The speech was the last before an election Putin is expected to win in 17 days time. He was laying out his key policies for his fourth presidential term.
The Russian President unveiled a weapon that he said "could not be stopped by the US missile defence shield in Europe and Asia", the BBC reported.
He showcased a range of new weapons, including a missile that could "reach anywhere in the world", and highlighted two nuclear-capable weapons -- a cruise missile and a submarine-launched unmanned underwater vehicle.
The warhead, Putin said, was "a low-flying, difficult-to-spot cruise missile with a nuclear payload with a practically unlimited range and an unpredictable flight path, which can bypass lines of interception and is invincible in the face of all existing and future systems of both missile defence and air defence".
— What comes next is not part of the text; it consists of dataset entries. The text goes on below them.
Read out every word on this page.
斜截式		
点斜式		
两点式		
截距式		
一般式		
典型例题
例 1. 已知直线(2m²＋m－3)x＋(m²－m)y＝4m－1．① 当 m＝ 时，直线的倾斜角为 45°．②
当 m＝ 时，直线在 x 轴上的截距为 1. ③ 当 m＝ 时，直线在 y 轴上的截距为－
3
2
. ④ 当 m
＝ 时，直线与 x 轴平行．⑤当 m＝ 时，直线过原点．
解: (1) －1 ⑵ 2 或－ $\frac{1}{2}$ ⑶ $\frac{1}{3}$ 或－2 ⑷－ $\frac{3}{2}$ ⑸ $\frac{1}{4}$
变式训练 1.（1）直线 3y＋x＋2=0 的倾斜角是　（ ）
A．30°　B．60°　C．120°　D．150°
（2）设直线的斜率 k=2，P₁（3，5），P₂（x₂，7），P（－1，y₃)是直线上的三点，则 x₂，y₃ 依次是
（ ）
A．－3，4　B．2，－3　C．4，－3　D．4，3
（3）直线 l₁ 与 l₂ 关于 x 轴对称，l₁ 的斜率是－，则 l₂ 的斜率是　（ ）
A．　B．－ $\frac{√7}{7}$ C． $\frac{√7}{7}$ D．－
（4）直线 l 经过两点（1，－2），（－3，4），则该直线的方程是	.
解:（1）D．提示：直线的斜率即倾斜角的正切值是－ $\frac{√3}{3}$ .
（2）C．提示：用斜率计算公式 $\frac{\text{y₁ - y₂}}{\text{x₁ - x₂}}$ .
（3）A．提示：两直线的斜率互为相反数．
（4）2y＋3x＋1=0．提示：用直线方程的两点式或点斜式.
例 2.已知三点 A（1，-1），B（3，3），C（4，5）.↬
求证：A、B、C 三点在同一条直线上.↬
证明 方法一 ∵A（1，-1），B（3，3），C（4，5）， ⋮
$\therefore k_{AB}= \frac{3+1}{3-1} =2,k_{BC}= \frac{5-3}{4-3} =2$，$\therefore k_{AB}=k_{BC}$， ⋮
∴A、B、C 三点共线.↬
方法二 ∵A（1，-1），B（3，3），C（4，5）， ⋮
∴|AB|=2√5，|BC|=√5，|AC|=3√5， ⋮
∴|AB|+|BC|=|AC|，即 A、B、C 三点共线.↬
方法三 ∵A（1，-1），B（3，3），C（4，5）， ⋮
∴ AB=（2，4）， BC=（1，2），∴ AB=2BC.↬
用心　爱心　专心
Putin also said that he would regard a nuclear attack on any of its allies as a nuclear attack on Russia itself, adding that "the response would be immediate".
During the two-hour televised speech to a joint sitting of both Houses of Parliament, Putin said that he intends to halve poverty in the country within the next six years.
"We must solve one of the key tasks for the coming decade -- to ensure a confident, long-term growth of real incomes of our citizens, and in six years, at least to halve the level of poverty," he was quoted as saying by Tass news agency.
Putin said he wanted to increase employment and longevity as these are necessary to secure stable population growth in the next 10 years.
He faces seven challengers on March 18 although none is expected to attract widespread support. Prominent opposition leader Alexei Navalny, who has been barred from running, called on voters to boycott the poll, the BBC reported.
Putin has so far done little campaigning and said little about his plans for the next six years. The Russian President said he wanted his country to emulate life-expectancy rates in Japan and France.
He also said "Russia could not take its power for granted".
"We have no right to allow the stability we have achieved to lead to complacency. Especially since we are far from resolving many problems."
"Russia is now a leading country with a powerful foreign economic and defence potential. But from the point of view of the extremely important task of ensuring people's quality of life and welfare we, of course, have not achieved the level we require.
"But we have to do this and will do this," he said.